I was able to figure out how to do the reverse of this and go from a VirtualDisk to a hard disk (with the help of SuperUser, and the reverse of this should work.
First, DD your hard drive to a file while booted from a separate drive (say, booted in Live mode on your Ubuntu install disk). The file will be the size of the hard disk, but will be smaller later. For now, you need to create it onto a larger drive - sorry. (For instance, DD a 500GB hard disk onto an external hard disk with at least 500GB free). You could also try using GParted to shrink the partition with Ubuntu on it to around the max size you want your virtual drive to be.
For instance, the command would be sudo dd if=/dev/hda of=/media/ExternalHardDisk/rawimage.img or replace /dev/hda with /dev/hda1 for just the partition.This assumes that your hard disk is at /dev/hda (and the partition you want is /dev/hda1), which can be checked using the Disk Utility (palimpsest in the terminal) or in GParted while booted there, and that you mounted your external drive as /media/ExternalHardDisk/ (probably replace ExternalHardDisk.) DO NOT run these commands without first checking what drives are what on your currently booted system - they may change between when you are started in Ubuntu from your hard drive and when you start GParted or your Ubuntu live CD.

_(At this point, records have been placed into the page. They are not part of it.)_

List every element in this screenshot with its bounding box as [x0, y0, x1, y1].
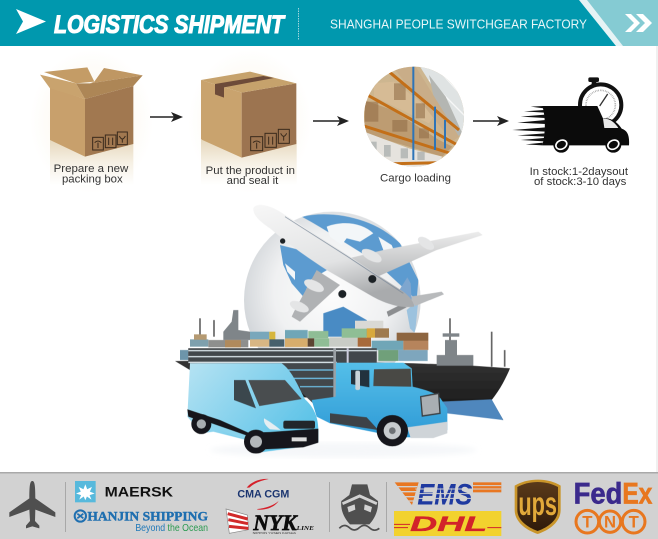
step 3: warehouse photo [362, 65, 466, 170]
logo: DHL [394, 511, 501, 536]
logo: NYK Line: NYK [252, 510, 298, 535]
logo: NYK Line [226, 509, 314, 535]
logo: TNT: T [629, 513, 639, 532]
logo: Hanjin Shipping [75, 509, 208, 534]
logo: CMA CGM: CMA CGM [237, 489, 289, 501]
logo: TNT: N [604, 513, 616, 532]
logo: TNT [576, 510, 645, 533]
globe [244, 212, 420, 363]
logo: EMS [395, 478, 501, 511]
caption [54, 163, 128, 185]
caption: In stock:1-2daysout [530, 166, 628, 178]
logo: Hanjin Shipping: Beyond the Ocean [135, 523, 208, 534]
caption: cargo loading: Cargo loading [380, 172, 451, 184]
logo: FedEx [574, 477, 653, 510]
trailer [188, 348, 377, 407]
white van [187, 363, 318, 454]
step 2: sealed box [188, 50, 312, 193]
caption: and seal it [227, 175, 278, 187]
footer logo strip [0, 472, 658, 539]
logo: CMA CGM [237, 479, 289, 510]
containers [180, 321, 428, 361]
step 4: delivery truck with stopwatch [512, 77, 629, 188]
caption: packing box [62, 173, 123, 185]
logo: DHL: DHL [410, 512, 487, 536]
plane [253, 205, 483, 322]
logo: UPS [515, 480, 561, 534]
icon: paper arrow [16, 9, 46, 34]
logo: FedEx: Fed [574, 477, 622, 510]
logo: Maersk [75, 481, 173, 502]
logo: EMS: EMS [417, 478, 472, 511]
factory name: SHANGHAI PEOPLE SWITCHGEAR FACTORY [330, 16, 587, 32]
icon: stopwatch [580, 77, 621, 126]
header banner [0, 0, 658, 46]
blue truck [312, 363, 447, 446]
icon: double chevron [625, 14, 652, 32]
caption: Put the product in [206, 165, 295, 177]
step 1: open box [30, 50, 153, 193]
caption [206, 165, 295, 187]
logo: FedEx: Ex [622, 477, 653, 510]
logo: NYK Line: NIPPON YUSEN KAISHA [253, 531, 296, 535]
caption: of stock:3-10 days [534, 176, 627, 188]
arrow 3 [473, 116, 509, 126]
icon: airplane [9, 481, 55, 528]
caption [530, 166, 628, 188]
title: LOGISTICS SHIPMENT [54, 11, 286, 39]
icon: ship [339, 484, 379, 530]
ship [175, 310, 510, 420]
logo: Hanjin Shipping: HANJIN SHIPPING [87, 509, 208, 523]
logo: Maersk: MAERSK [105, 485, 173, 500]
logo: NYK Line: LINE [295, 526, 314, 532]
arrow 1 [150, 112, 183, 122]
central illustration: plane, globe, ship, van and truck [175, 205, 510, 457]
arrow 2 [313, 116, 349, 126]
logo: UPS: ups [518, 486, 557, 523]
caption: Prepare a new [54, 163, 128, 175]
logo: TNT: T [582, 513, 592, 532]
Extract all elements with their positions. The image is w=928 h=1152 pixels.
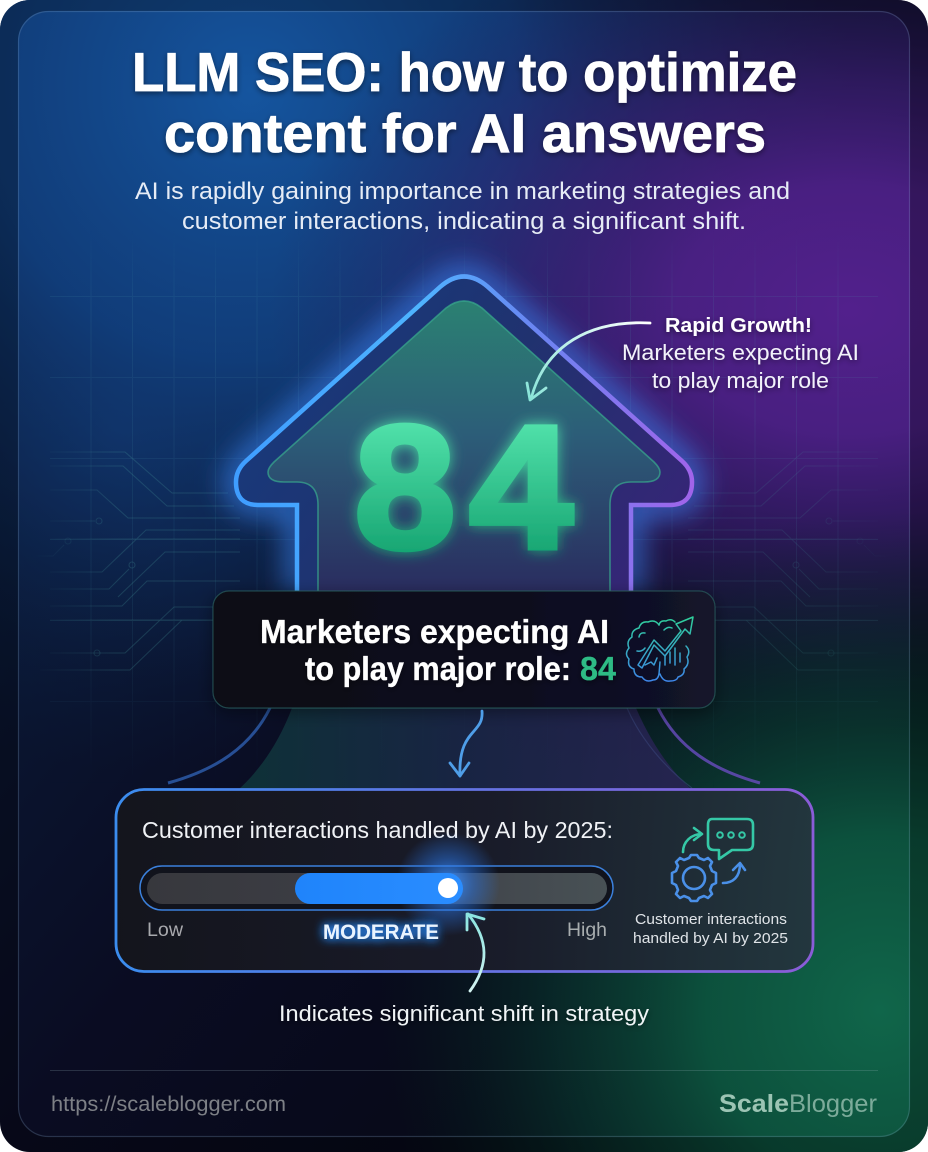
slider [140, 832, 613, 936]
slider knob [438, 878, 458, 898]
big number 84: 8 [354, 390, 456, 586]
stat text: 84 [580, 650, 617, 687]
stat text: to play major role: [305, 650, 571, 687]
footer url: https://scaleblogger.com [51, 1093, 286, 1116]
arrow: note to slider [467, 914, 484, 991]
callout: rapid growth: Marketers expecting AI [622, 340, 859, 365]
slider labels: High [567, 920, 607, 941]
icon: brain with growth arrow [626, 617, 693, 681]
house arrow outline [236, 276, 692, 592]
icon caption: handled by AI by 2025 [633, 930, 788, 947]
slider labels: MODERATE [323, 921, 439, 944]
footer brand: Blogger [789, 1090, 877, 1118]
subtitle: customer interactions, indicating a significant shift. [182, 208, 746, 235]
slider labels: Low [147, 920, 183, 941]
house inner panel [268, 301, 660, 592]
callout: rapid growth: to play major role [652, 368, 829, 393]
callout: rapid growth: Rapid Growth! [665, 315, 812, 337]
slider labels [147, 920, 607, 944]
note: Indicates significant shift in strategy [279, 1001, 649, 1026]
icon caption [633, 911, 788, 947]
subtitle [135, 178, 790, 235]
lower stem flare [168, 708, 760, 790]
grid lines [50, 271, 878, 685]
title: content for AI answers [164, 102, 766, 164]
circuit traces [20, 452, 908, 670]
panel: customer interactions [116, 790, 813, 972]
icon: gear and chat bubble [672, 819, 753, 901]
callout: rapid growth [622, 315, 859, 393]
subtitle: AI is rapidly gaining importance in marketing strategies and [135, 178, 790, 205]
big number 84: 4 [469, 390, 573, 586]
panel heading: Customer interactions handled by AI by 2025: [142, 817, 613, 843]
arrow: callout to number [527, 323, 650, 400]
stat box [213, 591, 715, 708]
arrow: box to panel [450, 711, 482, 776]
title: LLM SEO: how to optimize [132, 41, 797, 103]
big number 84 [354, 390, 573, 586]
icon caption: Customer interactions [635, 911, 787, 928]
footer brand: Scale [719, 1090, 789, 1118]
stat text: Marketers expecting AI [260, 613, 609, 650]
footer divider [50, 1070, 878, 1072]
title [132, 41, 797, 164]
footer brand [719, 1090, 877, 1118]
stat text [260, 613, 617, 687]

From here, our procedures may differ slightly. I use Sun (Oracle) VirtualBox, so I would use the VBoxManage command in the terminal to clone rawimage.img to a vdi image with VBoxManage convertfromraw /media/ExternalHardDisk/rawimage.img ~/virtualbox_image.vdi --format VDI. You could also try formatting to VMDK or VHD and changing the extension accordingly if any of these will work better for you. I can't help you from here, sadly, but VMWare should at least be able to import one of these or the raw image we created earlier. Or, "Just create a new virtual machine, and when the wizard gets to the step for hard drive(s), just say "use existing" instead of "create new", and point to the vmdk file you have."